Based on our laboratory data and findings from the scientific literature, we developed models to guide further optimization of MFC engineering. Gene deletions often impose a fitness cost, which can increase when multiple genes are deleted. Our model allows us to predict the consequences of different gene deletion combinations, including their impact on cell viability, growth, and potential benefits for MFC performance. It is important to note that growth conditions during the time-course experiments differ significantly from those within MFC hardware, which involve anaerobic conditions, limited space, and constraints on electron transfer. Understanding these differences is essential for accurately translating experimental findings into improved MFC designs.

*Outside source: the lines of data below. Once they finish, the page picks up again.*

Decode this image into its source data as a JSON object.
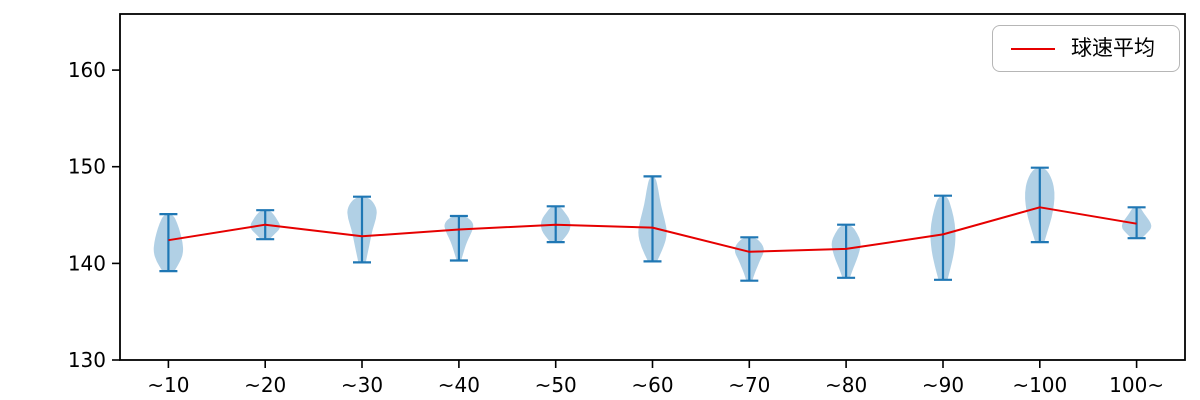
{
  "figure": {
    "background": "#ffffff"
  },
  "chart_data": {
    "type": "violin+line",
    "title": "",
    "xlabel": "",
    "ylabel": "",
    "grid": false,
    "legend_position": "upper right",
    "categories": [
      "~10",
      "~20",
      "~30",
      "~40",
      "~50",
      "~60",
      "~70",
      "~80",
      "~90",
      "~100",
      "100~"
    ],
    "y_ticks": [
      130,
      140,
      150,
      160
    ],
    "ylim": [
      130,
      165.8
    ],
    "colors": {
      "violin_fill": "#1f77b4",
      "violin_fill_opacity": 0.35,
      "whisker": "#1f77b4",
      "mean_line": "#e60000",
      "axis": "#000000"
    },
    "series": [
      {
        "name": "球速平均",
        "type": "line",
        "color": "#e60000",
        "values": [
          142.4,
          144.0,
          142.8,
          143.5,
          144.0,
          143.7,
          141.2,
          141.5,
          143.0,
          145.8,
          144.1
        ]
      }
    ],
    "violins": [
      {
        "category": "~10",
        "min": 139.2,
        "max": 145.1,
        "widths": [
          0.4,
          0.8,
          1.0,
          0.95,
          0.8,
          0.6,
          0.3
        ]
      },
      {
        "category": "~20",
        "min": 142.5,
        "max": 145.5,
        "widths": [
          0.3,
          0.6,
          0.95,
          1.0,
          0.8,
          0.6,
          0.3
        ]
      },
      {
        "category": "~30",
        "min": 140.1,
        "max": 146.9,
        "widths": [
          0.25,
          0.4,
          0.55,
          0.7,
          0.95,
          1.0,
          0.45
        ]
      },
      {
        "category": "~40",
        "min": 140.3,
        "max": 144.9,
        "widths": [
          0.15,
          0.3,
          0.45,
          0.65,
          0.9,
          1.0,
          0.5
        ]
      },
      {
        "category": "~50",
        "min": 142.2,
        "max": 145.9,
        "widths": [
          0.35,
          0.7,
          0.95,
          1.0,
          0.9,
          0.6,
          0.3
        ]
      },
      {
        "category": "~60",
        "min": 140.2,
        "max": 149.0,
        "widths": [
          0.3,
          0.75,
          1.0,
          0.8,
          0.55,
          0.4,
          0.2
        ]
      },
      {
        "category": "~70",
        "min": 138.2,
        "max": 142.7,
        "widths": [
          0.2,
          0.35,
          0.55,
          0.75,
          1.0,
          0.9,
          0.4
        ]
      },
      {
        "category": "~80",
        "min": 138.5,
        "max": 144.0,
        "widths": [
          0.25,
          0.45,
          0.7,
          0.9,
          1.0,
          0.75,
          0.35
        ]
      },
      {
        "category": "~90",
        "min": 138.3,
        "max": 147.0,
        "widths": [
          0.3,
          0.55,
          0.75,
          0.85,
          0.8,
          0.6,
          0.3
        ]
      },
      {
        "category": "~100",
        "min": 142.2,
        "max": 149.9,
        "widths": [
          0.3,
          0.55,
          0.8,
          0.95,
          1.0,
          0.85,
          0.4
        ]
      },
      {
        "category": "100~",
        "min": 142.6,
        "max": 145.8,
        "widths": [
          0.35,
          0.7,
          1.0,
          0.95,
          0.7,
          0.45,
          0.25
        ]
      }
    ]
  }
}
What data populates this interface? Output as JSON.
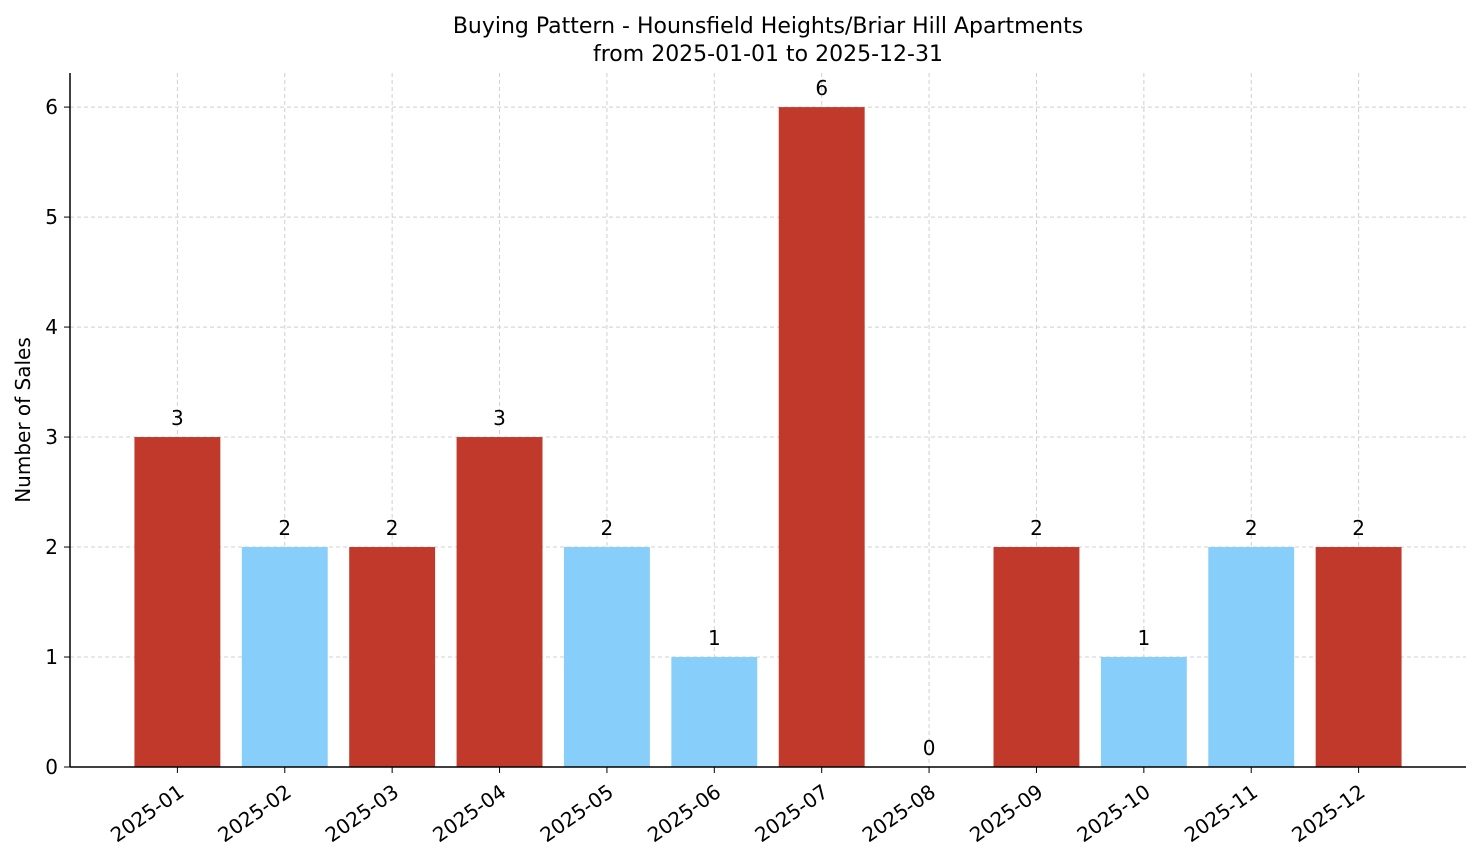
{
  "chart_data": {
    "type": "bar",
    "title": "Buying Pattern - Hounsfield Heights/Briar Hill Apartments",
    "subtitle": "from 2025-01-01 to 2025-12-31",
    "y_label": "Number of Sales",
    "categories": [
      "2025-01",
      "2025-02",
      "2025-03",
      "2025-04",
      "2025-05",
      "2025-06",
      "2025-07",
      "2025-08",
      "2025-09",
      "2025-10",
      "2025-11",
      "2025-12"
    ],
    "values": [
      3,
      2,
      2,
      3,
      2,
      1,
      6,
      0,
      2,
      1,
      2,
      2
    ],
    "colors": [
      "#c0392b",
      "#87cefa",
      "#c0392b",
      "#c0392b",
      "#87cefa",
      "#87cefa",
      "#c0392b",
      "#87cefa",
      "#c0392b",
      "#87cefa",
      "#87cefa",
      "#c0392b"
    ],
    "ylim": [
      0,
      6.31
    ],
    "yticks": [
      0,
      1,
      2,
      3,
      4,
      5,
      6
    ],
    "grid": true
  }
}
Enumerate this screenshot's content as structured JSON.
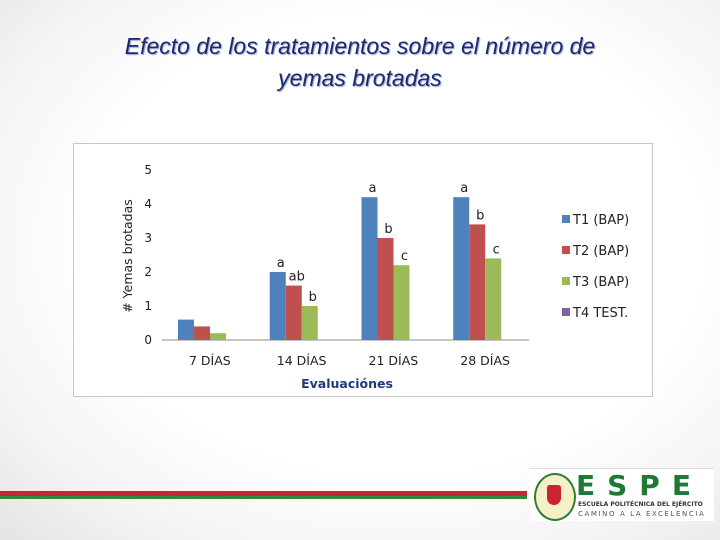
{
  "slide": {
    "title_line1": "Efecto de los tratamientos sobre el número de",
    "title_line2": "yemas brotadas"
  },
  "chart_data": {
    "type": "bar",
    "categories": [
      "7 DÍAS",
      "14 DÍAS",
      "21 DÍAS",
      "28 DÍAS"
    ],
    "xlabel": "Evaluaciónes",
    "ylabel": "# Yemas  brotadas",
    "ylim": [
      0,
      5
    ],
    "yticks": [
      0,
      1,
      2,
      3,
      4,
      5
    ],
    "grid": false,
    "legend_position": "right",
    "series": [
      {
        "name": "T1  (BAP)",
        "color": "#4f81bd",
        "values": [
          0.6,
          2.0,
          4.2,
          4.2
        ],
        "labels": [
          "",
          "a",
          "a",
          "a"
        ]
      },
      {
        "name": "T2  (BAP)",
        "color": "#c0504d",
        "values": [
          0.4,
          1.6,
          3.0,
          3.4
        ],
        "labels": [
          "",
          "ab",
          "b",
          "b"
        ]
      },
      {
        "name": "T3  (BAP)",
        "color": "#9bbb59",
        "values": [
          0.2,
          1.0,
          2.2,
          2.4
        ],
        "labels": [
          "",
          "b",
          "c",
          "c"
        ]
      },
      {
        "name": "T4 TEST.",
        "color": "#8064a2",
        "values": [
          0,
          0,
          0,
          0
        ],
        "labels": [
          "",
          "",
          "",
          ""
        ]
      }
    ]
  },
  "footer": {
    "logo_name": "ESPE",
    "logo_subtitle": "ESCUELA POLITÉCNICA DEL EJÉRCITO",
    "logo_motto": "CAMINO A LA EXCELENCIA"
  }
}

The modeling approach provided practical advantages over traditional experimental screening. Testing all candidate strains electrochemically in MFC reactors would require 8-12 weeks per strain (reactor assembly, biofilm formation, stabilization, and performance characterization), consuming significant resources and laboratory time. By predicting MFC performance from 24-hour fermentation assays, we compressed the screening timeline to under one week while correctly identifying top candidates (NDE1, GPD1) and avoiding experimental investment in failed designs. Most critically, the model prevented generation of double mutants Δgpd1Δnde1 and Δgpd2Δnde2, which had been planned initially.